- Keywords: variational inference, kullback-leibler, divergence, importance sampling, boosting, adaptive importance sampling, variational boosting
- TL;DR: We substitute reverse KL (RKL) with forward KL in variational inference/boosting to alleviate the light-tail and mode-seeking weaknesses of RKL and to theoretically guarantee convergence to the optimal importance sampling (IS) proposal distribution.
- Abstract: Variational Inference (VI) is a popular alternative to asymptotically exact sampling in Bayesian inference. Its main workhorse is optimization over a reverse Kullback-Leibler divergence (RKL), which typically underestimates the tail of the posterior and causes miscalibration and potential degeneracy (over-pruning). Importance sampling (IS), on the other hand, is often used to fine-tune and debias the estimates of approximate Bayesian inference procedures.
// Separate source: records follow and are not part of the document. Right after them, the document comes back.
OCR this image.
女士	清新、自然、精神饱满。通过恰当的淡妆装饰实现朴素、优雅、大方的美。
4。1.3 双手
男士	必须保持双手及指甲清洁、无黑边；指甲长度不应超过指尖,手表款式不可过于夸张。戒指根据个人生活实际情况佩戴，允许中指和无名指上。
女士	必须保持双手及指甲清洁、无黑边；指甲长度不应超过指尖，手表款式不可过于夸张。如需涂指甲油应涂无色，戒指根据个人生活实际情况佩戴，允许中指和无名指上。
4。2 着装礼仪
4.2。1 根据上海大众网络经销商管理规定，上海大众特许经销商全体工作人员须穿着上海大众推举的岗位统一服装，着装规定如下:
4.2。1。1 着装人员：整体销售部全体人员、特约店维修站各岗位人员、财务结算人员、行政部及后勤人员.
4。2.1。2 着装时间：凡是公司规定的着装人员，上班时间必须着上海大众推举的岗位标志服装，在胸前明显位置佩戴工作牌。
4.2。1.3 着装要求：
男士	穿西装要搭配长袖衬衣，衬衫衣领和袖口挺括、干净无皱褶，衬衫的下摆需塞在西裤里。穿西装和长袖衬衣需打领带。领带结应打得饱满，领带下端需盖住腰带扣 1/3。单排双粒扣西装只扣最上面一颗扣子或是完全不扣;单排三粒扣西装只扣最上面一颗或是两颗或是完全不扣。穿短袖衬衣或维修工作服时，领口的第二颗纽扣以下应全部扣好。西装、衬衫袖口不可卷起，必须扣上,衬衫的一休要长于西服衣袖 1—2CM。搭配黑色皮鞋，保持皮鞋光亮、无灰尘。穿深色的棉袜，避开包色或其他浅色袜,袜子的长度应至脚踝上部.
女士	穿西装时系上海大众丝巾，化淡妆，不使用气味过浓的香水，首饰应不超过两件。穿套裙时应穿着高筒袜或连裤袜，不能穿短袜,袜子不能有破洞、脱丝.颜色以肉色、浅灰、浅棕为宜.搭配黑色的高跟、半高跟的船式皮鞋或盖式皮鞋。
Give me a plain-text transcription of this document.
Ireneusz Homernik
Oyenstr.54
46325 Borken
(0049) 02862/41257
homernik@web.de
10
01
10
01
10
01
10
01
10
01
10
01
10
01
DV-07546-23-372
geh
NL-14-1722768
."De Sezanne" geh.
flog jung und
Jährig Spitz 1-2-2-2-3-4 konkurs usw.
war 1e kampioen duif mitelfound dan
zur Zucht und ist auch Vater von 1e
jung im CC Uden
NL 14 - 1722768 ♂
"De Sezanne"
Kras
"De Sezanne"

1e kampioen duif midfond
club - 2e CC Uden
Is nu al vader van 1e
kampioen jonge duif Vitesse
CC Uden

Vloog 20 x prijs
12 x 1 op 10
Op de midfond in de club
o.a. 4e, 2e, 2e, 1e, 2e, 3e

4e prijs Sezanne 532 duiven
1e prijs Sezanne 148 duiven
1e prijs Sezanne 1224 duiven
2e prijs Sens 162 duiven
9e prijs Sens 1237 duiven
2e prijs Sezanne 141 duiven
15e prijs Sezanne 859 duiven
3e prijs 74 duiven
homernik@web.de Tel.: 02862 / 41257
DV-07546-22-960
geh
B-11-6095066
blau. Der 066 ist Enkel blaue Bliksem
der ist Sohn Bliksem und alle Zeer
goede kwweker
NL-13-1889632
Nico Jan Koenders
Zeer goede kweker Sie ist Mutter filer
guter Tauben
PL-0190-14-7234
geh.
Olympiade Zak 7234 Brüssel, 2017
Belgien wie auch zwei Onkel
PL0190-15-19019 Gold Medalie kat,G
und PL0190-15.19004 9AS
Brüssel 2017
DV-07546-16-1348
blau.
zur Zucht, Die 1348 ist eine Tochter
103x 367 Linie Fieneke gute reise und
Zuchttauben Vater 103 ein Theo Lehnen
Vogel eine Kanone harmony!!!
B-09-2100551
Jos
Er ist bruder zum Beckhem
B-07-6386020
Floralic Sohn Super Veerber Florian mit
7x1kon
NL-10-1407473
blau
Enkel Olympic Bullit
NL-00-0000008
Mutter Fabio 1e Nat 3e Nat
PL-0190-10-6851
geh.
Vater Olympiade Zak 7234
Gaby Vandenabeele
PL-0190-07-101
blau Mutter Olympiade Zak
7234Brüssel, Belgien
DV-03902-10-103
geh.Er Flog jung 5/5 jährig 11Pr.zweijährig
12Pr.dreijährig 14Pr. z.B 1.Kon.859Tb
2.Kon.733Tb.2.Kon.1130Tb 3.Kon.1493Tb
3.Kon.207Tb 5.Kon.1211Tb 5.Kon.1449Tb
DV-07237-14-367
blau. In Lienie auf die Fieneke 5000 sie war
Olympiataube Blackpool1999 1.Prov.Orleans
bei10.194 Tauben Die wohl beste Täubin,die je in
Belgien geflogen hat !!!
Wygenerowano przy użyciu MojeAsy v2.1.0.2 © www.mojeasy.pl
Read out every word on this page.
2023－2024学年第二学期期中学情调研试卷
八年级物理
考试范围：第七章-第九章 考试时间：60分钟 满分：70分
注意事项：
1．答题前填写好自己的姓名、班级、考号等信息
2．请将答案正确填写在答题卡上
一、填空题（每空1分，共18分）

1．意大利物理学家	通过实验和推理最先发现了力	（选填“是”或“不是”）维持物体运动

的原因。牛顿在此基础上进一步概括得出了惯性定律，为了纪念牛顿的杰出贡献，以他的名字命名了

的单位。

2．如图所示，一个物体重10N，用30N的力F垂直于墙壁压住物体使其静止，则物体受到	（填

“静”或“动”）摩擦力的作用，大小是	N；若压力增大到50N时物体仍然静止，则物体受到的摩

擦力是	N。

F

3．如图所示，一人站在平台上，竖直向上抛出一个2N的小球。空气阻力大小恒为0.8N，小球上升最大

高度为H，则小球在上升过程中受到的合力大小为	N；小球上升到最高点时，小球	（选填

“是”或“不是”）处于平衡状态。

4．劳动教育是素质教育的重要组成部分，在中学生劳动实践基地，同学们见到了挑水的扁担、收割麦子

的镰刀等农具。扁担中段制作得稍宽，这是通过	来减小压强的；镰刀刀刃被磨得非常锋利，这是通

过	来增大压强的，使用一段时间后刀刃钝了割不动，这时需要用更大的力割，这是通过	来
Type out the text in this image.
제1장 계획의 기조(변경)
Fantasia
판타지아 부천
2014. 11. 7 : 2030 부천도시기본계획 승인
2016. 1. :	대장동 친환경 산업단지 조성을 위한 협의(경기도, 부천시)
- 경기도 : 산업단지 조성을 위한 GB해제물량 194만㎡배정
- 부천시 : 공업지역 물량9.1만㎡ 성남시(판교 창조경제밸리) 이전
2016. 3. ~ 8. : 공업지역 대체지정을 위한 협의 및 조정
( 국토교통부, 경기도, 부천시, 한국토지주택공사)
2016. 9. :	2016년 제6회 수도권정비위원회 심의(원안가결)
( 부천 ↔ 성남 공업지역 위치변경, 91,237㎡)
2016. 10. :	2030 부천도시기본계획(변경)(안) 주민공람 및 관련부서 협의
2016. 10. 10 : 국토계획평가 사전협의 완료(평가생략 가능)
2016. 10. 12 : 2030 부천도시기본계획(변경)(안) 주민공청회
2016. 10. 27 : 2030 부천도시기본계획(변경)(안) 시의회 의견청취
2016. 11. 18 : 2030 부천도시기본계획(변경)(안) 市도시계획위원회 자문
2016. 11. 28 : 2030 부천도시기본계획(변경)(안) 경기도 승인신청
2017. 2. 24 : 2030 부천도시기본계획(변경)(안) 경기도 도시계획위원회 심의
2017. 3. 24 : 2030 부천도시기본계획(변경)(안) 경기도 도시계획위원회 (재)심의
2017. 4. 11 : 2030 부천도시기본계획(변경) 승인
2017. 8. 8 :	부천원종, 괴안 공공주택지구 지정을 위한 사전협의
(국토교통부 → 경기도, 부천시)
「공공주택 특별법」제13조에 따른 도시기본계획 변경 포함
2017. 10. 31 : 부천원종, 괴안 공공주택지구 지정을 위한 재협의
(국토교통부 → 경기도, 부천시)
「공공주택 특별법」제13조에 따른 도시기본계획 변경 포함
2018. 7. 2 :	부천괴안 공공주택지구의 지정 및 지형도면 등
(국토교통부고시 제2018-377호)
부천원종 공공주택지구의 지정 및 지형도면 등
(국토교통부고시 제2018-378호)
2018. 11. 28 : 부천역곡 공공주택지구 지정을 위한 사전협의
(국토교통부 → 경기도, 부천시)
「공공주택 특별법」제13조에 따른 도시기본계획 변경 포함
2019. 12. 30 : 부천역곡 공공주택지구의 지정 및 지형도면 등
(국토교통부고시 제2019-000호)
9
The quality of IS crucially depends on the choice of the proposal distribution. Ideally, the proposal distribution has heavier tails than the target, which is unachievable by minimizing the RKL. We thus propose a novel combination of optimization and sampling techniques for approximate Bayesian inference by constructing an IS proposal distribution through the minimization of a forward KL (FKL) divergence. This approach guarantees asymptotic consistency and a fast convergence towards both the optimal IS estimator and the optimal variational approximation.